One thing I would like to add, and I’m not going to say it’s a regulation, but one thing, getting back to businesses, is I would like to see an incentive. We tend to give incentives to the companies that come in. Well, what about the companies who have been here? There are some good companies! There are businesses that have been here a long time and they are almost synonymous with Denton. 

And so, why don’t we look at them and say, ‘Hey, thank you for being part of our community. We’d like to give you some kind of an incentive to stay here.’ I’d like to see that. You’ve proven that you want to be part of the community; we want you to be part of the community for a long time. So that’s something that I’d like us to look at. 

Q. If you had to cut several million from the city budget, where would you cut it?

A. I would not take away from services and, as I’ve said, that actually needs to grow. There are some things that we need to look at, and this would probably be a case of going through and reviewing what I would consider ‘pet projects.’ 

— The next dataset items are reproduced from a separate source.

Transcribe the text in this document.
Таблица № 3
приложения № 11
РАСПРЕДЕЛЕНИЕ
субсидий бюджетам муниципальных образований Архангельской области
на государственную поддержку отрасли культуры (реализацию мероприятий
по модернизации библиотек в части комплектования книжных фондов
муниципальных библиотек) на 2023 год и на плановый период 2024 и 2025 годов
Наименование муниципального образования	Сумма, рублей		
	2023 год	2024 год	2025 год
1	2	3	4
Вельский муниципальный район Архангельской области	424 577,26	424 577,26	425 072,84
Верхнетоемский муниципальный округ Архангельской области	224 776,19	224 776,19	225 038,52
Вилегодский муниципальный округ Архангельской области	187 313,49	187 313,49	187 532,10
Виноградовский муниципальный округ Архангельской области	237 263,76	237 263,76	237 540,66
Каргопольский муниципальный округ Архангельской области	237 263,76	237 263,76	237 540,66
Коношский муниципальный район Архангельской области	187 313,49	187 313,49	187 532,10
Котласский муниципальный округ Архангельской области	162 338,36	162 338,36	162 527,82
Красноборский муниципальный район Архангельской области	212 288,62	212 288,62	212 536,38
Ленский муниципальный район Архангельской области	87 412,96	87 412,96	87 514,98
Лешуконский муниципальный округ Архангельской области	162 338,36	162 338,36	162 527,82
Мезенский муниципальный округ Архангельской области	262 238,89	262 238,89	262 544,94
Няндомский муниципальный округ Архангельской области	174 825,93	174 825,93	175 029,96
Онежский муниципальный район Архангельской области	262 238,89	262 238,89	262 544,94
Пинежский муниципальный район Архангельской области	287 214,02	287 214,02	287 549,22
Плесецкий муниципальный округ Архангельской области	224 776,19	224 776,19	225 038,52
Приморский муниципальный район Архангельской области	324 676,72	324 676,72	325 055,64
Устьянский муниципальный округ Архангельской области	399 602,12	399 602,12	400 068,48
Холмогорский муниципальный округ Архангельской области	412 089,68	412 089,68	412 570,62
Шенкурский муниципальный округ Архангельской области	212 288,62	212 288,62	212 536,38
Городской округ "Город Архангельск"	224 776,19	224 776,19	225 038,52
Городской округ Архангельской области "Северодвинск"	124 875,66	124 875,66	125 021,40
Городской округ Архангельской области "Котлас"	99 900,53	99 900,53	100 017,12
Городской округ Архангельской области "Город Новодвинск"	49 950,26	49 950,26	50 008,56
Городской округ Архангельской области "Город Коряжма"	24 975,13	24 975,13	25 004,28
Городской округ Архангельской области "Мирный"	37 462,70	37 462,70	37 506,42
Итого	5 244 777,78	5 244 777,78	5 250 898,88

In some cases, there’s a beautification thing that we could possibly hold off on because my big focus is safety – you’ve heard what I said about the police. And I want to have sidewalks. There are large sections in Denton that do not have sidewalks. I would not want to take away from this if somebody said, ‘Well, we’re going to take away from your sidewalks.’ I would really fight for that, as opposed to, ‘Well, maybe we were not going to do renovations and I’ve got an idea in mind,’ without actually specifying it. 

But if it was where it was going to cost $1 million to tear out something that was not going to affect anything and yet one of the city council members actually proposed that at one point, and I felt like it’s not going to help and it’s not going to hurt anything if it stays, that would be one that I would say, ‘Let’s put that aside; let’s focus on the things that we actually need.’

Q. How are you going to help the poorest among us? 

A.  Right now, again, this is going back to COVID, anybody who needs it, who wants to start a business, again, we have a lot of organizations that are here to help out and we need to get information out about that. I do think that the city does not communicate always. I just had a conversation earlier with somebody about rental homes and about fixing those up, and I didn’t know about the information and this person said the information’s out there. We need to communicate better. 

Reducing those regulations and giving people the opportunity to start a business or to join one of those businesses as it’s growing. We also have organizations here in town that will help with paying for mortgages or paying for electricity and things like that, so we have those things in place. 

Q. What would be your first three priorities if elected to city council?

A. Infrastructure improvement. Again, put it in the sidewalks. Right now it’s hard to drive around without getting into something that the roads are being worked on, so I want to get all of these projects finished in a timely manner, so we need to get all of that done. 

Public safety. That includes sidewalks as well as the police department and making sure that’s taken care of. 

Economic growth. Again, reducing those regulations if we can help those small businesses get started back up, and helping other businesses get started.